The Motley Fool recommends and Apple. The Motley Fool owns shares of and Apple. Try any of our Foolish newsletter services free for 30 days. We Fools may not all hold the same opinions, but we all believe that considering a diverse range of insights makes us better investors. The Motley Fool has a disclosure policy.

4 in 5 Americans Are Ignoring Buffett's Warning

Don't be one of them.

Jun 12, 2015 at 5:01PM

Admitting fear is difficult.

So you can imagine how shocked I was to find out Warren Buffett recently told a select number of investors about the cutting-edge technology that's keeping him awake at night.

This past May, The Motley Fool sent 8 of its best stock analysts to Omaha, Nebraska to attend the Berkshire Hathaway annual shareholder meeting. CEO Warren Buffett and Vice Chairman Charlie Munger fielded questions for nearly 6 hours.
The catch was: Attendees weren't allowed to record any of it. No audio. No video. 

Our team of analysts wrote down every single word Buffett and Munger uttered. Over 16,000 words. But only two words stood out to me as I read the detailed transcript of the event: "Real threat."

That's how Buffett responded when asked about this emerging market that is already expected to be worth more than $2 trillion in the U.S. alone. Google has already put some of its best engineers behind the technology powering this trend. 

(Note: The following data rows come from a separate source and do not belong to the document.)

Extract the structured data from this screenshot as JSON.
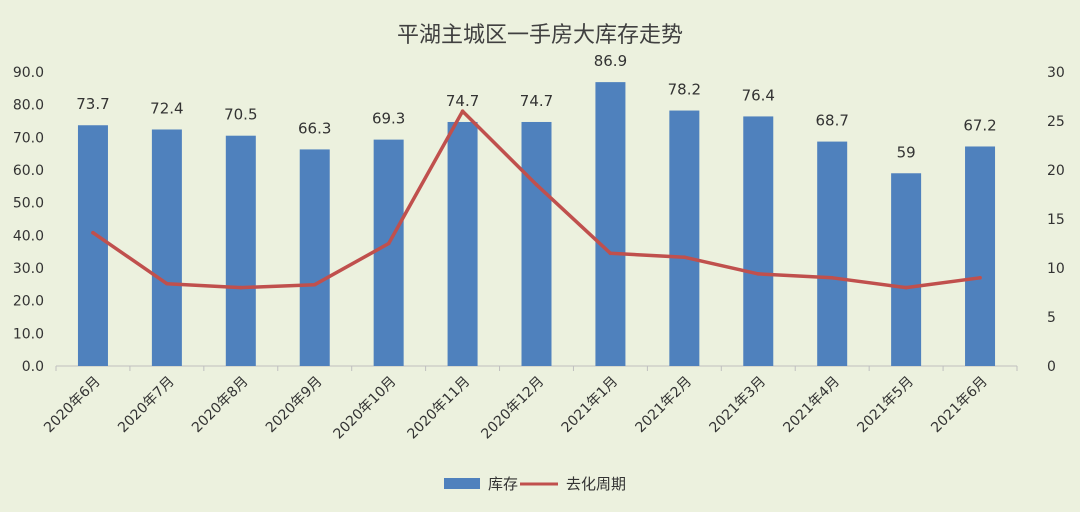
{
  "chart_data": {
    "type": "bar",
    "title": "平湖主城区一手房大库存走势",
    "categories": [
      "2020年6月",
      "2020年7月",
      "2020年8月",
      "2020年9月",
      "2020年10月",
      "2020年11月",
      "2020年12月",
      "2021年1月",
      "2021年2月",
      "2021年3月",
      "2021年4月",
      "2021年5月",
      "2021年6月"
    ],
    "series": [
      {
        "name": "库存",
        "type": "bar",
        "axis": "left",
        "color": "#4f81bd",
        "values": [
          73.7,
          72.4,
          70.5,
          66.3,
          69.3,
          74.7,
          74.7,
          86.9,
          78.2,
          76.4,
          68.7,
          59,
          67.2
        ],
        "labels": [
          "73.7",
          "72.4",
          "70.5",
          "66.3",
          "69.3",
          "74.7",
          "74.7",
          "86.9",
          "78.2",
          "76.4",
          "68.7",
          "59",
          "67.2"
        ]
      },
      {
        "name": "去化周期",
        "type": "line",
        "axis": "right",
        "color": "#c0504d",
        "values": [
          13.6,
          8.4,
          8.0,
          8.3,
          12.5,
          26.0,
          18.5,
          11.5,
          11.1,
          9.4,
          9.0,
          8.0,
          9.0
        ]
      }
    ],
    "y_left": {
      "min": 0,
      "max": 90,
      "step": 10,
      "decimals": 1
    },
    "y_right": {
      "min": 0,
      "max": 30,
      "step": 5,
      "decimals": 0
    },
    "grid": false,
    "legend": "bottom-center",
    "colors": {
      "background": "#ecf1de",
      "bar": "#4f81bd",
      "line": "#c0504d",
      "axis": "#bfbfbf"
    }
  }
}
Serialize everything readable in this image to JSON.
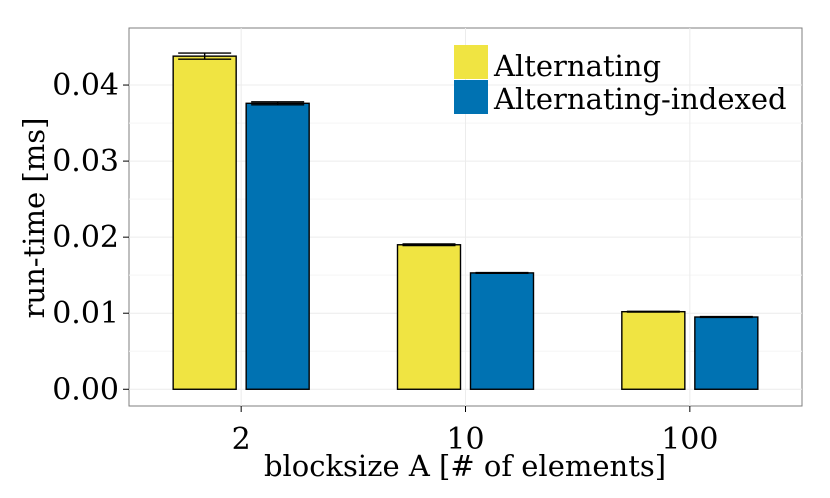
{
  "chart_data": {
    "type": "bar",
    "title": "",
    "xlabel": "blocksize A [# of elements]",
    "ylabel": "run-time [ms]",
    "categories": [
      "2",
      "10",
      "100"
    ],
    "series": [
      {
        "name": "Alternating",
        "color": "#F0E442",
        "values": [
          0.0438,
          0.019,
          0.0102
        ],
        "error": [
          0.0004,
          0.0001,
          5e-05
        ]
      },
      {
        "name": "Alternating-indexed",
        "color": "#0072B2",
        "values": [
          0.0376,
          0.0153,
          0.0095
        ],
        "error": [
          0.0002,
          5e-05,
          5e-05
        ]
      }
    ],
    "ylim": [
      -0.0022,
      0.0475
    ],
    "yticks": [
      0.0,
      0.01,
      0.02,
      0.03,
      0.04
    ],
    "ytick_labels": [
      "0.00",
      "0.01",
      "0.02",
      "0.03",
      "0.04"
    ],
    "grid": true,
    "legend_position": "top-right"
  }
}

The amazing thing is, while Buffett may be nervous, the rest of us can invest in this new industry BEFORE the old money realizes what hit them.

KPMG advises we're "on the cusp of revolutionary change" coming much "sooner than you think."

Even one legendary MIT professor had to recant his position that the technology was "beyond the capability of computer science." (He recently confessed to The Wall Street Journal that he's now a believer and amazed "how quickly this technology caught on.")

Yet according to one J.D. Power and Associates survey, only 1 in 5 Americans are even interested in this technology, much less ready to invest in it. Needless to say, you haven't missed your window of opportunity. 

Think about how many amazing technologies you've watched soar to new heights while you kick yourself thinking, "I knew about that technology before everyone was talking about it, but I just sat on my hands." 

Don't let that happen again. This time, it should be your family telling you, "I can't believe you knew about and invested in that technology so early on."

That's why I hope you take just a few minutes to access the exclusive research our team of analysts has put together on this industry and the one stock positioned to capitalize on this major shift.

Click here to learn about this incredible technology before Buffett stops being scared and starts buying!

David Hanson owns shares of Berkshire Hathaway and American Express. The Motley Fool recommends and owns shares of Berkshire Hathaway, Google, and Coca-Cola.We Fools don't all hold the same opinions, but we all believe that considering a diverse range of insights makes us better investors. The Motley Fool has a disclosure policy.